Osteoarthritis is the most common form of arthritis, and one of the leading causes of pain and disability worldwide.
Osteoarthritis is the most common form of arthritis, and one of the leading causes of pain and disability worldwide. About 7.3 million people in England have osteoarthritis, and this number is predicted to rise as the population ages. Care can often be variable because osteoarthritis is not managed in the same way as other long-term conditions, with regular reviews. Instead, the National Institute for Health and Care Excellence (NICE) says patients present to their GP when they feel it is necessary. Those affected often have poor symptom control.
Anyone newly diagnosed with osteoarthritis should have their pain, the impact of the condition on their daily life and their quality of life assessed, according to NICE’s new quality standard on improving the assessment and management of osteoarthritis. Adults should be encouraged to undertake an exercise and strengthening programme, lose weight if necessary, and help to develop a self-management plan. They should have regular reviews with their healthcare team. A decision on whether to refer for joint surgery should be made by the health professional and the patient, rather than based on a scoring tool.
The main symptoms are pain, stiffness, swelling and a grinding sensation in the affected joint. Symptoms can flare up. The pain can prevent sleeping and daily activities. The joints most commonly affected are knees, hips, neck, back, big toe and hands.
NICE says complex genetic, environmental and lifestyle factors cause osteoarthritis. Arthritis Research UK says risk factors include age (late forties onwards), obesity, joint injury, joint abnormalities and other joint conditions, such as rheumatoid arthritis.
NICE recommends weight loss as a core approach to improve joint pain and function for patients with osteoarthritis. Adults who are overweight should be offered support to help them lose weight, which may include weight loss programmes, and this support and encouragement should be reinforced by nurses at every opportunity. Exercise is also a core treatment to improve joint pain and function. Arthritis Research UK has called for co-ordinated care planning for all patients with a musculoskeletal condition.

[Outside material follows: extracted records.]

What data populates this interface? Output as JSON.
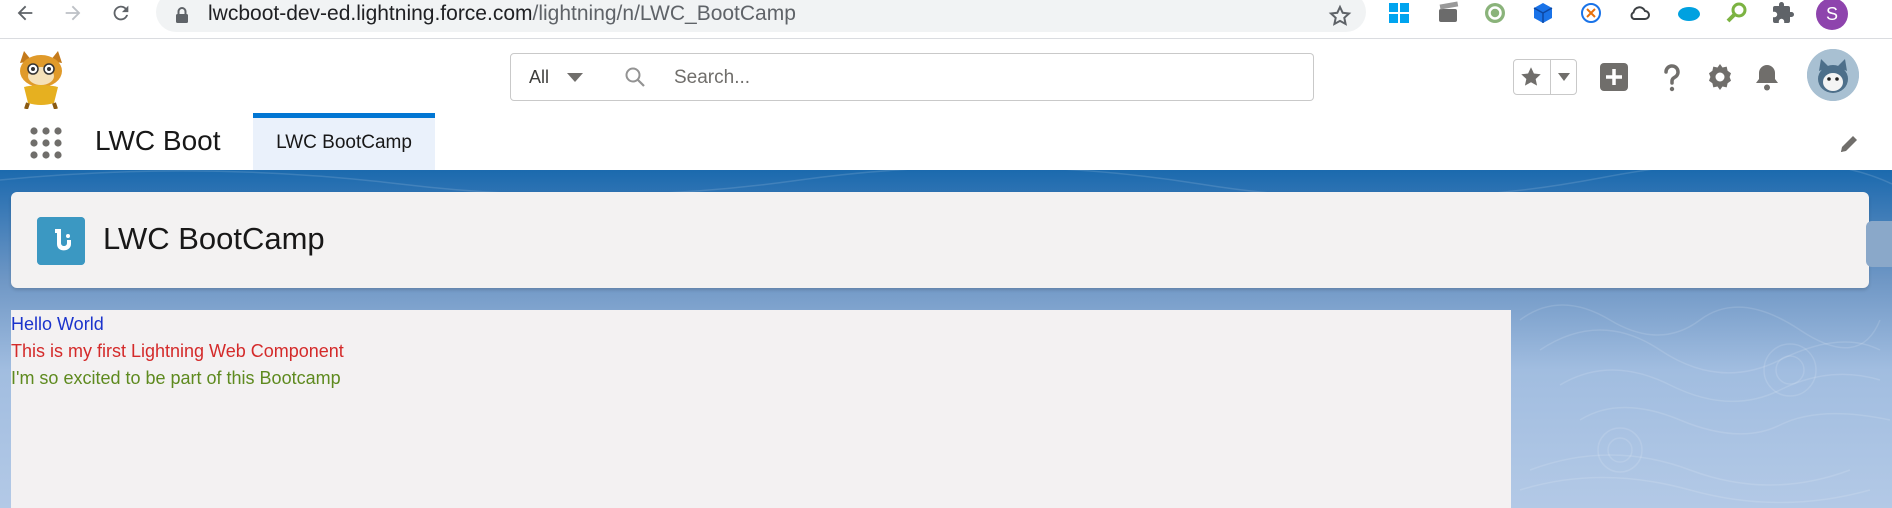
{
  "browser": {
    "url_host": "lwcboot-dev-ed.lightning.force.com",
    "url_path": "/lightning/n/LWC_BootCamp",
    "profile_initial": "S",
    "icons": [
      "back-arrow-icon",
      "forward-arrow-icon",
      "reload-icon",
      "lock-icon",
      "bookmark-star-icon",
      "windows-icon",
      "film-icon",
      "sync-icon",
      "cube-icon",
      "clock-icon",
      "cloud-icon",
      "salesforce-icon",
      "magnifier-icon",
      "puzzle-icon"
    ]
  },
  "header": {
    "search_scope": "All",
    "search_placeholder": "Search..."
  },
  "app_nav": {
    "app_name": "LWC Boot",
    "tabs": [
      {
        "label": "LWC BootCamp"
      }
    ]
  },
  "page": {
    "title": "LWC BootCamp"
  },
  "component": {
    "lines": [
      {
        "text": "Hello World",
        "color": "#1a33cc"
      },
      {
        "text": "This is my first Lightning Web Component",
        "color": "#d42a2a"
      },
      {
        "text": "I'm so excited to be part of this Bootcamp",
        "color": "#5e8a1f"
      }
    ]
  },
  "colors": {
    "brand_blue": "#0176d3",
    "page_icon": "#3b98c2"
  }
}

Brian Lucas, lead nurse and chair of the RCN Society of Orthopaedic and Trauma Nursing
‘Nurses in every setting will care for patients with this common chronic disease. Osteoarthritis can have a devastating effect on quality of life.
‘It leads to pain and reduced function, which affects daily activities. While osteoarthritis cannot be cured, it can be managed well by following the quality standard, so that patients can maintain or regain a good quality of life.
‘Nurses should take the lead in discussing self-management, exercise and weight loss with patients in primary and secondary care. They should ensure that patients have tried all of these, with support, before medication or surgery is considered.’